In 2014, Stride Consulting was founded with five people and has since grown to 60 employees. COO Ken Judy, who joined the team this year, went over the company culture then versus now.

 

How would you describe your company’s culture?

Stride Consulting employees are inquisitive, collaborative and iterative. We are reorganizing how people manage consultants to better support their long-term growth. We researched alternatives across tech and with competitors, and decided to adopt a career sponsorship model. A subset of our managers worked to define the sponsors’ role, pilot it and identify coaching and leadership responsibilities we need to assign to new roles in our consulting teams. We are now incrementally rolling out these changes to the full company and will continue to experiment, retrospect and adjust as we go.

 

How have you maintained culture while growing?

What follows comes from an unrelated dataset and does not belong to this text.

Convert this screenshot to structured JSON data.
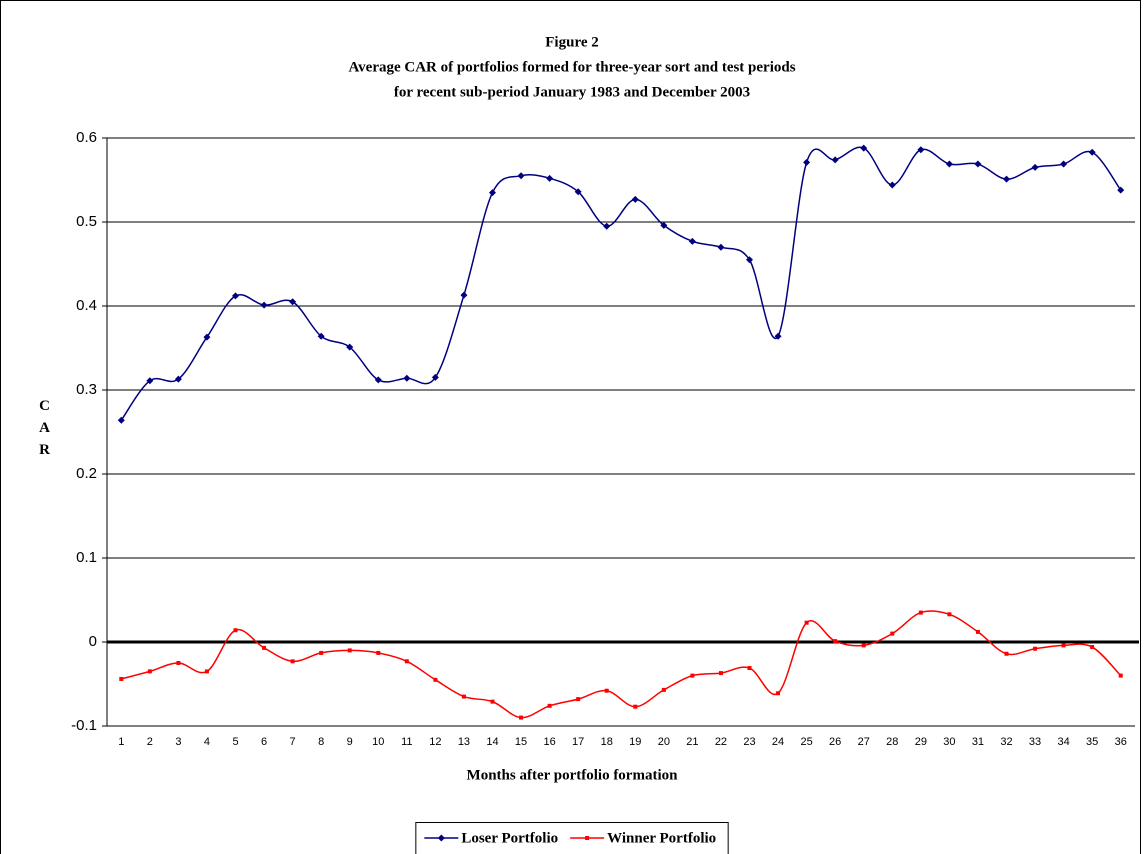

We have work to do to maintain it as we continue to grow. At a smaller size, high trust, shared values and high performance arose through close working relationships and shared context. Even at our current size, we need to invest more intentionally in coaching and training. We need more disciplined practices around how we communicate and share knowledge. There’s room for us to be more strategic and efficient with how we use our consultants’ time away from their clients to improve our company.